State authorization for a local option tax would keep much of the resulting revenue back home, rather than increasing the 5% share, which would still divert most of the revenue to Olympia. The city asked the Legislature to raise its share last year, but lawmakers were already dealing with a massive deficit.
“That would make it so that it’s budget neutral for the state,” Murray said, explaining how the option tax would be less burdensome, “and make it more likely to advance through the legislative session.”
Sen. Keith Wagoner, R-Sedro Woolley, also proposed a local option tax of up to 2% last February with Sen. Jeff Holy, R-Cheney, and Sen. Leonard Christian, D-Spokane Valley, but it never received a hearing.
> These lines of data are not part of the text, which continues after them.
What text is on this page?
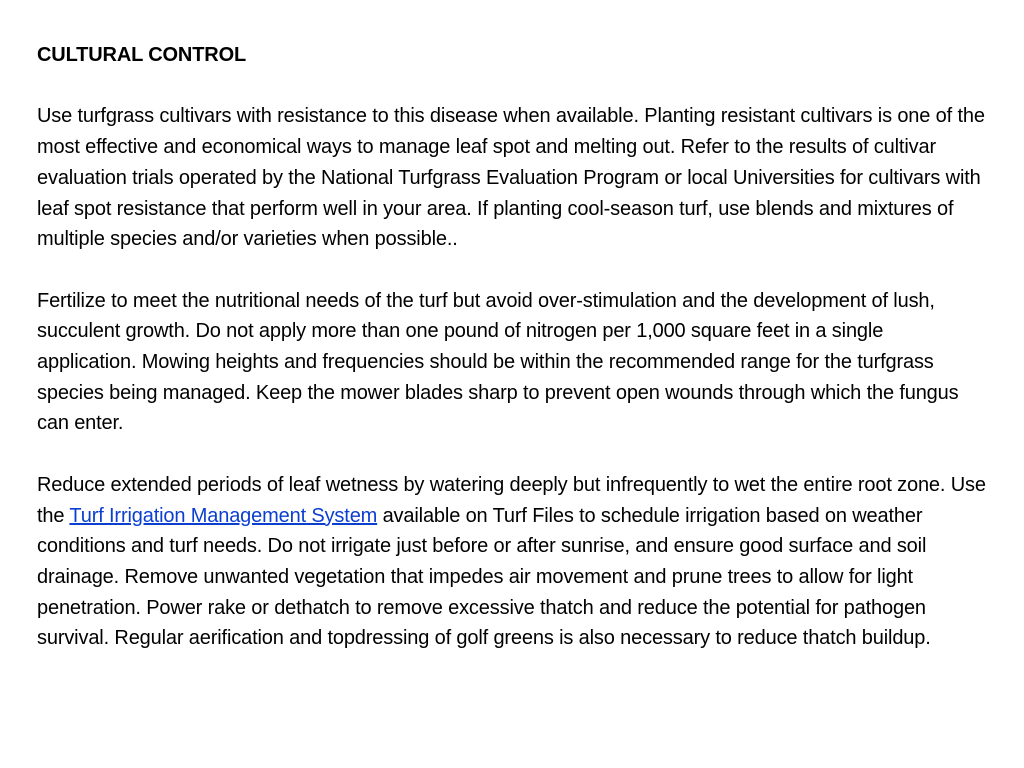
CULTURAL CONTROL

Use turfgrass cultivars with resistance to this disease when available. Planting resistant cultivars is one of the most effective and economical ways to manage leaf spot and melting out. Refer to the results of cultivar evaluation trials operated by the National Turfgrass Evaluation Program or local Universities for cultivars with leaf spot resistance that perform well in your area. If planting cool-season turf, use blends and mixtures of multiple species and/or varieties when possible..

Fertilize to meet the nutritional needs of the turf but avoid over-stimulation and the development of lush, succulent growth. Do not apply more than one pound of nitrogen per 1,000 square feet in a single application. Mowing heights and frequencies should be within the recommended range for the turfgrass species being managed. Keep the mower blades sharp to prevent open wounds through which the fungus can enter.

Reduce extended periods of leaf wetness by watering deeply but infrequently to wet the entire root zone. Use the Turf Irrigation Management System available on Turf Files to schedule irrigation based on weather conditions and turf needs. Do not irrigate just before or after sunrise, and ensure good surface and soil drainage. Remove unwanted vegetation that impedes air movement and prune trees to allow for light penetration. Power rake or dethatch to remove excessive thatch and reduce the potential for pathogen survival. Regular aerification and topdressing of golf greens is also necessary to reduce thatch buildup.
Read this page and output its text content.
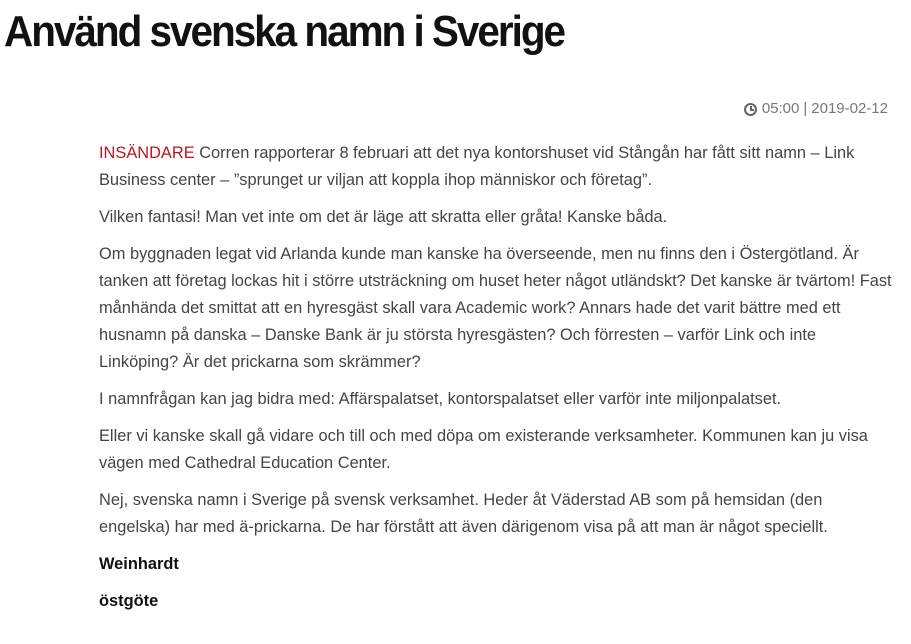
Använd svenska namn i Sverige
05:00 | 2019-02-12

INSÄNDARE Corren rapporterar 8 februari att det nya kontorshuset vid Stångån har fått sitt namn – Link Business center – ”sprunget ur viljan att koppla ihop människor och företag”.

Vilken fantasi! Man vet inte om det är läge att skratta eller gråta! Kanske båda.

Om byggnaden legat vid Arlanda kunde man kanske ha överseende, men nu finns den i Östergötland. Är tanken att företag lockas hit i större utsträckning om huset heter något utländskt? Det kanske är tvärtom! Fast månhända det smittat att en hyresgäst skall vara Academic work? Annars hade det varit bättre med ett husnamn på danska – Danske Bank är ju största hyresgästen? Och förresten – varför Link och inte Linköping? Är det prickarna som skrämmer?

I namnfrågan kan jag bidra med: Affärspalatset, kontorspalatset eller varför inte miljonpalatset.

Eller vi kanske skall gå vidare och till och med döpa om existerande verksamheter. Kommunen kan ju visa vägen med Cathedral Education Center.

Nej, svenska namn i Sverige på svensk verksamhet. Heder åt Väderstad AB som på hemsidan (den engelska) har med ä-prickarna. De har förstått att även därigenom visa på att man är något speciellt.

Weinhardt

östgöte
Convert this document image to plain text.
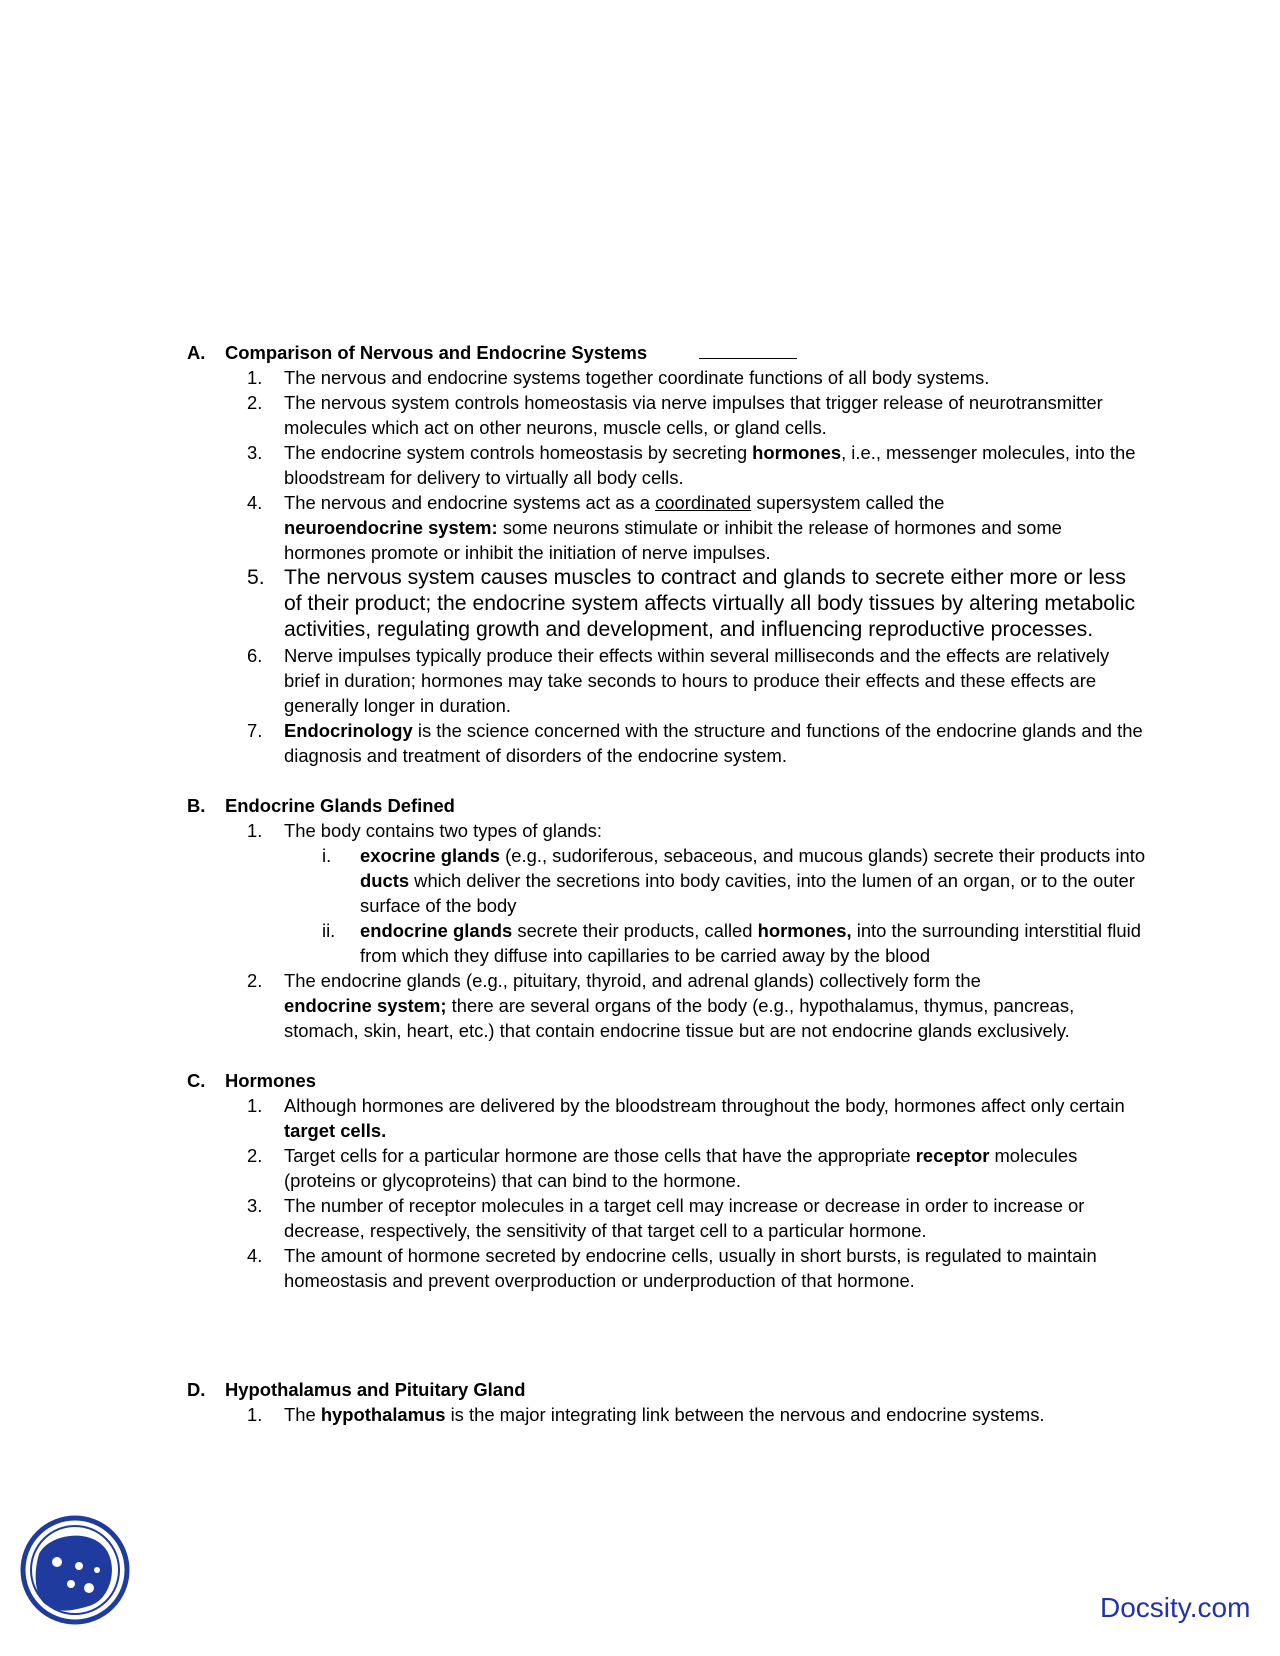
A. Comparison of Nervous and Endocrine Systems
1. The nervous and endocrine systems together coordinate functions of all body systems.
2. The nervous system controls homeostasis via nerve impulses that trigger release of neurotransmitter molecules which act on other neurons, muscle cells, or gland cells.
3. The endocrine system controls homeostasis by secreting hormones, i.e., messenger molecules, into the bloodstream for delivery to virtually all body cells.
4. The nervous and endocrine systems act as a coordinated supersystem called the
neuroendocrine system: some neurons stimulate or inhibit the release of hormones and some hormones promote or inhibit the initiation of nerve impulses.
5. The nervous system causes muscles to contract and glands to secrete either more or less of their product; the endocrine system affects virtually all body tissues by altering metabolic activities, regulating growth and development, and influencing reproductive processes.
6. Nerve impulses typically produce their effects within several milliseconds and the effects are relatively brief in duration; hormones may take seconds to hours to produce their effects and these effects are generally longer in duration.
7. Endocrinology is the science concerned with the structure and functions of the endocrine glands and the diagnosis and treatment of disorders of the endocrine system.
B. Endocrine Glands Defined
1. The body contains two types of glands:
i. exocrine glands (e.g., sudoriferous, sebaceous, and mucous glands) secrete their products into ducts which deliver the secretions into body cavities, into the lumen of an organ, or to the outer surface of the body
ii. endocrine glands secrete their products, called hormones, into the surrounding interstitial fluid from which they diffuse into capillaries to be carried away by the blood
2. The endocrine glands (e.g., pituitary, thyroid, and adrenal glands) collectively form the
endocrine system; there are several organs of the body (e.g., hypothalamus, thymus, pancreas, stomach, skin, heart, etc.) that contain endocrine tissue but are not endocrine glands exclusively.
C. Hormones
1. Although hormones are delivered by the bloodstream throughout the body, hormones affect only certain target cells.
2. Target cells for a particular hormone are those cells that have the appropriate receptor molecules (proteins or glycoproteins) that can bind to the hormone.
3. The number of receptor molecules in a target cell may increase or decrease in order to increase or decrease, respectively, the sensitivity of that target cell to a particular hormone.
4. The amount of hormone secreted by endocrine cells, usually in short bursts, is regulated to maintain homeostasis and prevent overproduction or underproduction of that hormone.
D. Hypothalamus and Pituitary Gland
1. The hypothalamus is the major integrating link between the nervous and endocrine systems.
Docsity.com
If approved, counties would’ve been able to levy the tax with voter approval, with cities able to impose the measure if the county hasn’t done so before 2027. He may go after a similar proposal next winter, but the state’s ongoing budget crisis will likely overshadow it, though the council remains hopeful.
Regardless, if lawmakers passed the option tax next session, it wouldn’t help out the city until voters approved it on a ballot. Until then, the Valley must rely on cuts and other options to balance spending.
“The City recognizes that the State and the City are inextricably tied together financially through the distribution of statewide revenues to the City,” according to the draft priorities. “As such, the City of Spokane Valley calls on the Legislature to utilize conservative principles in managing state finances.”